He began to talk presently of Harding,—Rupert Harding he called him; and though he pretended to have eyes only for his cards, I believed that he was covertly watching our faces. Marcel thought to lead him to a pleasanter subject, but he would not follow, and the life, career, and ambitions of Rupert Harding seemed to have become a weight upon his mind, of which he must talk. Chills, each colder than its predecessor, raced up and down my backbone, but my face looked calm, and I was proud that I could keep it so.

Marcel, unable to draw Belfort away from Rupert Harding, began by and by to show an interest in the subject and to talk of it as volubly as Belfort himself. But I noticed that nearly everything he said was an indirect question, and I noticed, too, that he was steadily drawing from Belfort a full history of this troublesome young man, for the arrival of whom we were now looking every moment.

Marcel dropped a card presently, and when he leaned over to pick it up, he whispered,—

"You are keeping a splendid face, old comrade. Let it never be said that we flinched."

A certain spirit of recklessness now took possession of me. We were past all helping, we had suffered the torments of anticipated detection, and having paid the penalty, we might endure the short shrift that was left to us.

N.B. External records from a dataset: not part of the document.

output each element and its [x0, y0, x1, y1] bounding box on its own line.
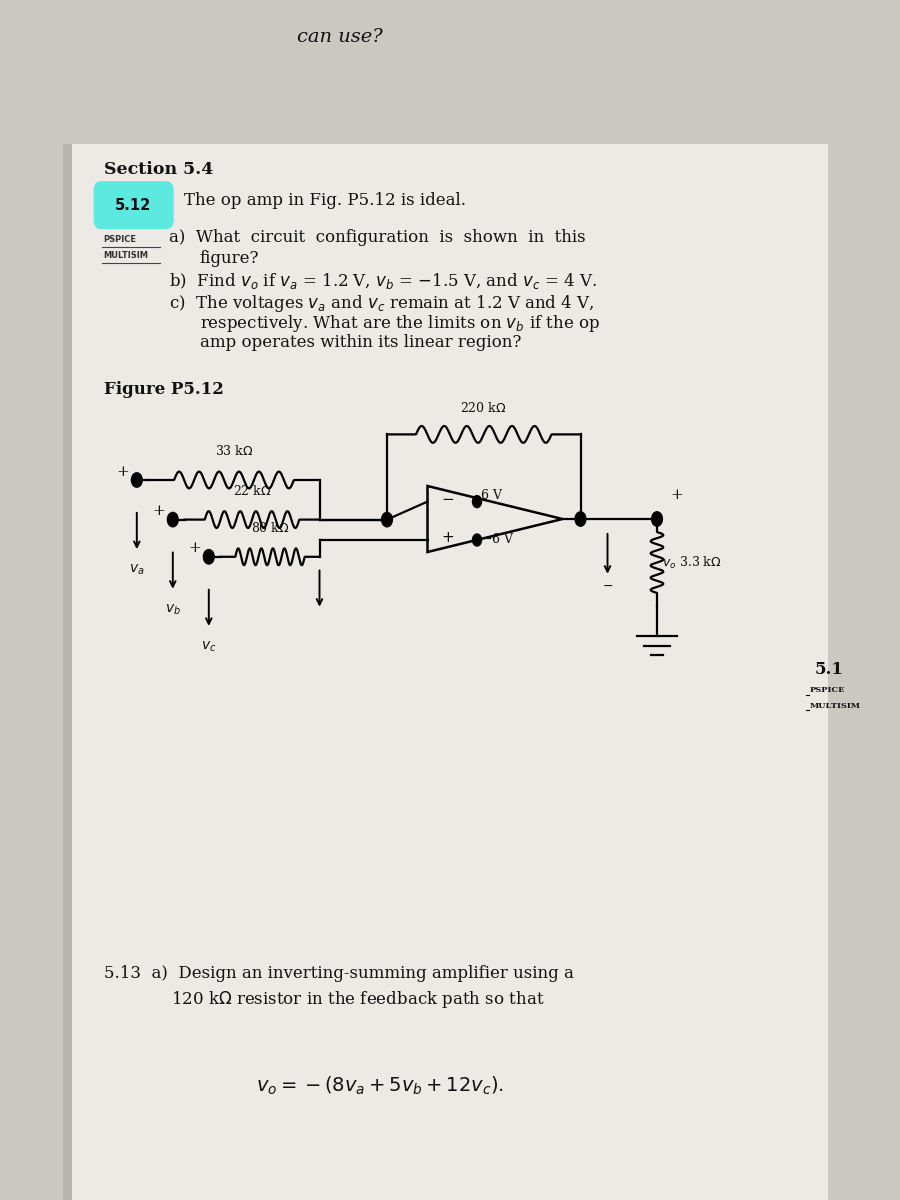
Text: MULTISIM: MULTISIM — [810, 702, 861, 709]
Text: 5.12: 5.12 — [115, 198, 151, 212]
Text: 5.13  a)  Design an inverting-summing amplifier using a: 5.13 a) Design an inverting-summing ampl… — [104, 965, 573, 982]
Circle shape — [575, 511, 586, 526]
Circle shape — [167, 512, 178, 527]
Text: +: + — [152, 504, 165, 518]
Text: respectively. What are the limits on $v_b$ if the op: respectively. What are the limits on $v_… — [200, 312, 599, 334]
Text: can use?: can use? — [297, 28, 382, 46]
FancyBboxPatch shape — [72, 144, 828, 1200]
Text: 220 k$\Omega$: 220 k$\Omega$ — [461, 401, 507, 415]
Text: MULTISIM: MULTISIM — [104, 251, 148, 260]
FancyBboxPatch shape — [0, 0, 900, 144]
Circle shape — [203, 550, 214, 564]
Text: $-$: $-$ — [602, 578, 613, 592]
Text: figure?: figure? — [200, 250, 259, 266]
Text: +: + — [670, 488, 683, 502]
Text: $+$: $+$ — [441, 530, 454, 545]
Text: amp operates within its linear region?: amp operates within its linear region? — [200, 334, 521, 350]
Text: $v_o$ 3.3 k$\Omega$: $v_o$ 3.3 k$\Omega$ — [662, 554, 721, 570]
FancyBboxPatch shape — [94, 181, 174, 229]
Text: +: + — [188, 541, 201, 556]
Text: 33 k$\Omega$: 33 k$\Omega$ — [215, 444, 253, 458]
Text: PSPICE: PSPICE — [104, 235, 137, 245]
Text: PSPICE: PSPICE — [810, 686, 845, 694]
Circle shape — [382, 512, 392, 527]
Text: +: + — [116, 464, 129, 479]
Text: 80 k$\Omega$: 80 k$\Omega$ — [251, 521, 289, 535]
Text: 6 V: 6 V — [482, 490, 502, 502]
Text: b)  Find $v_o$ if $v_a$ = 1.2 V, $v_b$ = $-$1.5 V, and $v_c$ = 4 V.: b) Find $v_o$ if $v_a$ = 1.2 V, $v_b$ = … — [169, 270, 598, 290]
Circle shape — [472, 496, 482, 508]
Text: Figure P5.12: Figure P5.12 — [104, 380, 223, 397]
Text: $-$6 V: $-$6 V — [482, 532, 515, 546]
Text: $v_c$: $v_c$ — [201, 640, 217, 654]
Text: a)  What  circuit  configuration  is  shown  in  this: a) What circuit configuration is shown i… — [169, 229, 586, 246]
Text: $v_o = -(8v_a + 5v_b + 12v_c).$: $v_o = -(8v_a + 5v_b + 12v_c).$ — [256, 1075, 505, 1097]
Circle shape — [472, 534, 482, 546]
Circle shape — [652, 511, 662, 526]
Text: 22 k$\Omega$: 22 k$\Omega$ — [233, 484, 271, 498]
Text: The op amp in Fig. P5.12 is ideal.: The op amp in Fig. P5.12 is ideal. — [184, 192, 466, 209]
Text: Section 5.4: Section 5.4 — [104, 161, 213, 178]
FancyBboxPatch shape — [63, 144, 72, 1200]
Text: 5.1: 5.1 — [814, 661, 843, 678]
Text: $v_a$: $v_a$ — [129, 563, 145, 577]
Text: 120 k$\Omega$ resistor in the feedback path so that: 120 k$\Omega$ resistor in the feedback p… — [171, 989, 544, 1010]
Text: $v_b$: $v_b$ — [165, 602, 181, 617]
Text: $-$: $-$ — [441, 491, 454, 505]
Circle shape — [131, 473, 142, 487]
Text: c)  The voltages $v_a$ and $v_c$ remain at 1.2 V and 4 V,: c) The voltages $v_a$ and $v_c$ remain a… — [169, 293, 595, 314]
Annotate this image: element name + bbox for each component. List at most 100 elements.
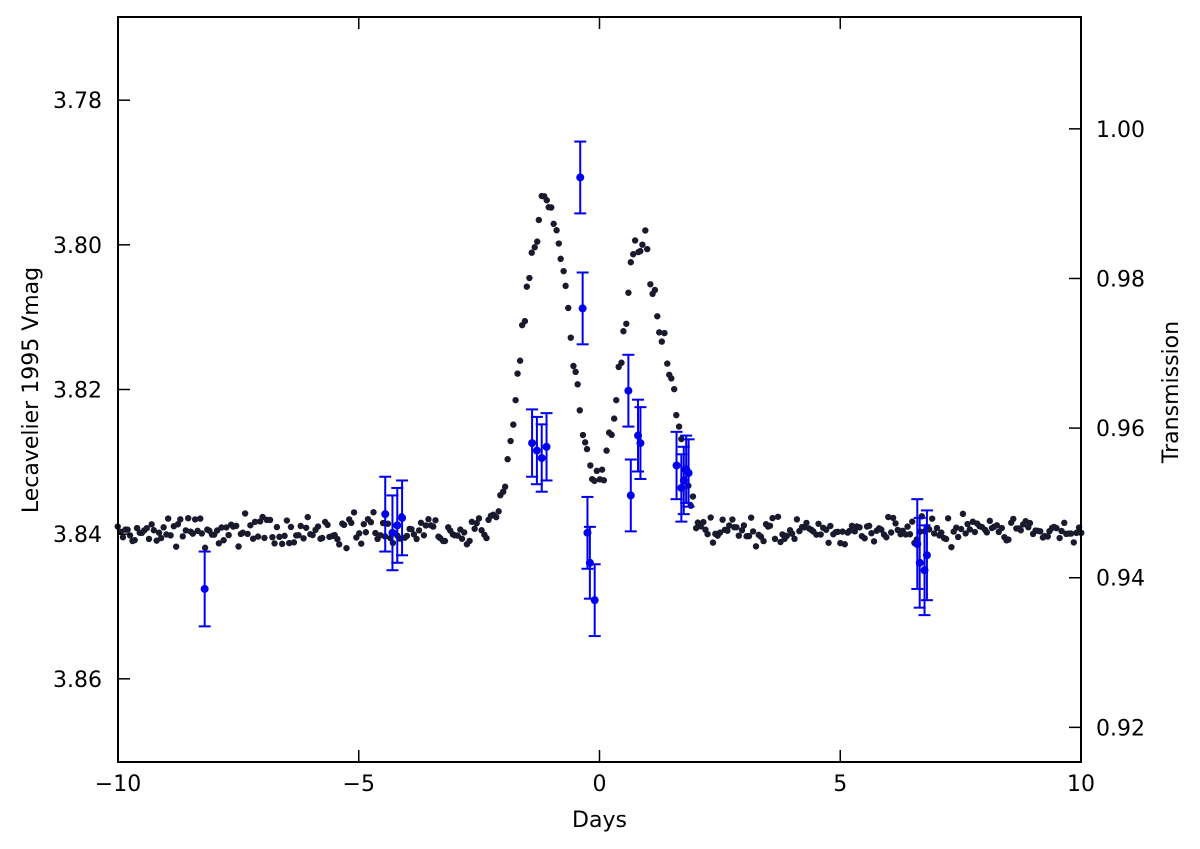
photometry-point [651, 286, 659, 294]
photometry-point [143, 524, 150, 532]
photometry-point [803, 519, 810, 527]
photometry-point [287, 523, 295, 531]
photometry-point [335, 541, 343, 548]
photometry-point [174, 521, 182, 528]
photometry-point [729, 516, 736, 523]
photometry-point [942, 535, 950, 543]
photometry-point [822, 526, 830, 533]
photometry-point [198, 530, 206, 537]
photometry-point [415, 527, 423, 534]
photometry-point [815, 520, 822, 527]
photometry-point [887, 529, 895, 536]
photometry-point [160, 524, 167, 531]
photometry-point [358, 540, 365, 547]
photometry-point [340, 521, 348, 529]
transmission-point [682, 438, 695, 508]
photometry-point [531, 244, 538, 251]
photometry-point [350, 509, 358, 516]
photometry-point [507, 437, 514, 445]
x-tick-label: −10 [95, 772, 141, 797]
photometry-point [343, 544, 350, 552]
photometry-point [148, 521, 155, 528]
photometry-point [324, 521, 331, 529]
photometry-point [126, 532, 134, 539]
photometry-point [591, 477, 598, 485]
photometry-point [576, 407, 583, 414]
transmission-point [622, 353, 635, 428]
photometry-point [466, 537, 473, 545]
photometry-point [766, 522, 774, 529]
x-tick-label: 0 [593, 772, 607, 797]
photometry-point [297, 522, 304, 530]
photometry-point [281, 532, 288, 540]
photometry-point [1058, 527, 1065, 535]
transmission-point [391, 486, 404, 564]
photometry-point [834, 528, 841, 536]
x-tick-label: 5 [833, 772, 847, 797]
transmission-marker [578, 304, 587, 313]
photometry-point [774, 513, 782, 520]
transmission-point [913, 516, 926, 609]
photometry-point [883, 534, 890, 541]
photometry-point [223, 524, 230, 531]
photometry-point [675, 423, 683, 430]
transmission-marker [585, 558, 594, 567]
photometry-point [906, 531, 914, 538]
photometry-point [593, 467, 601, 475]
transmission-point [198, 550, 211, 628]
photometry-point [218, 524, 225, 531]
photometry-point [516, 357, 524, 364]
photometry-point [670, 385, 678, 393]
photometry-point [868, 530, 875, 537]
photometry-point [362, 529, 370, 536]
photometry-point [983, 529, 991, 536]
photometry-point [1017, 527, 1024, 534]
y-right-tick-label: 0.96 [1096, 417, 1145, 442]
transmission-marker [576, 173, 585, 182]
photometry-point [827, 522, 834, 530]
photometry-point [314, 523, 322, 530]
photometry-point [241, 510, 249, 517]
transmission-marker [200, 584, 209, 593]
photometry-point [164, 515, 172, 522]
photometry-point [740, 522, 748, 529]
data-points [114, 192, 1085, 552]
photometry-point [403, 532, 411, 540]
photometry-point [570, 362, 577, 370]
photometry-point [856, 524, 863, 531]
photometry-point [964, 520, 971, 528]
photometry-point [749, 528, 757, 535]
photometry-point [157, 534, 165, 542]
photometry-point [647, 281, 654, 288]
photometry-point [944, 515, 952, 522]
photometry-point [716, 529, 724, 536]
photometry-point [555, 240, 562, 247]
photometry-point [1056, 534, 1063, 542]
photometry-point [278, 540, 286, 548]
photometry-point [384, 520, 392, 527]
photometry-point [610, 415, 618, 422]
photometry-point [534, 238, 541, 245]
photometry-point [986, 517, 994, 525]
y-left-tick-label: 3.80 [53, 234, 102, 259]
photometry-point [1005, 536, 1012, 543]
photometry-point [745, 532, 753, 540]
photometry-point [432, 517, 439, 524]
photometry-point [689, 493, 697, 500]
photometry-point [269, 533, 276, 541]
photometry-point [286, 539, 293, 547]
photometry-point [1070, 539, 1077, 546]
photometry-point [738, 527, 746, 534]
photometry-point [637, 247, 644, 255]
photometry-point [233, 522, 240, 530]
photometry-point [225, 531, 232, 539]
photometry-point [560, 267, 567, 275]
photometry-point [572, 368, 579, 376]
photometry-point [567, 334, 574, 341]
photometry-point [724, 527, 731, 534]
photometry-point [1010, 515, 1017, 523]
photometry-point [620, 328, 627, 335]
transmission-marker [922, 551, 931, 560]
transmission-marker [537, 454, 546, 463]
photometry-point [678, 435, 685, 443]
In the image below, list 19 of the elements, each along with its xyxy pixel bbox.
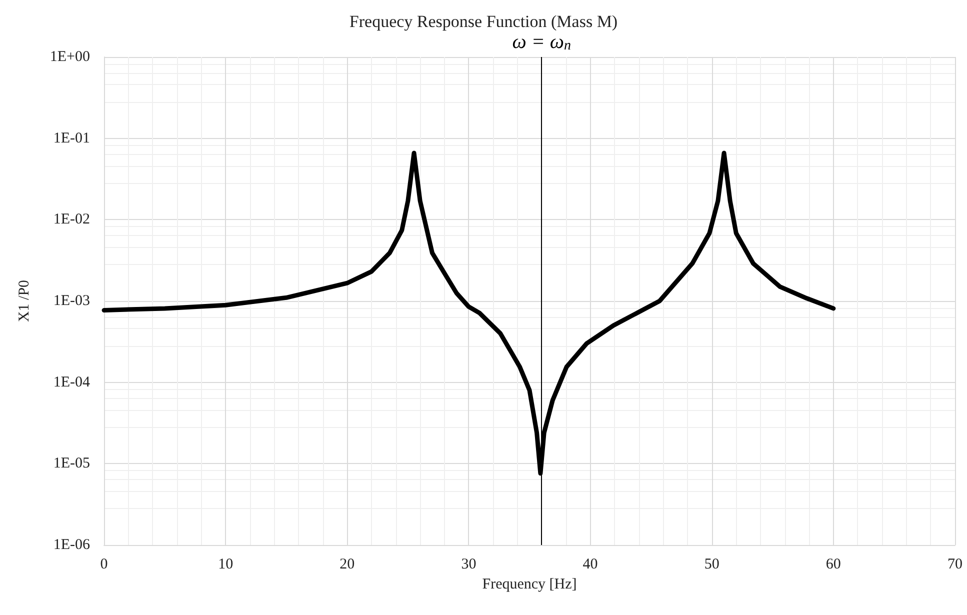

I laughed with the loudest and grew reckless with the cards. Luck having deserted me at all other points, now, as an atonement, made me a favorite at the gaming-table, and I won rapidly. The arrival of Harding was long delayed, and I hoped it would be further postponed, at least long enough for me to win ten more pounds. Then my ambition would be satisfied.

"It has been a long time since you have seen Harding, has it not?" asked Belfort of Marcel.

By pure chance all the players happened to be quiet then, but it seemed as if they were silent merely to hear his answer.

"It has been such a while since I have held a good hand of cards," replied Marcel, with a comic gesture of despair, "that my mind can hold no other measurements of time."

"Don't be downcast, Montague," said Catron, laughing; "your luck will change if you only play long enough."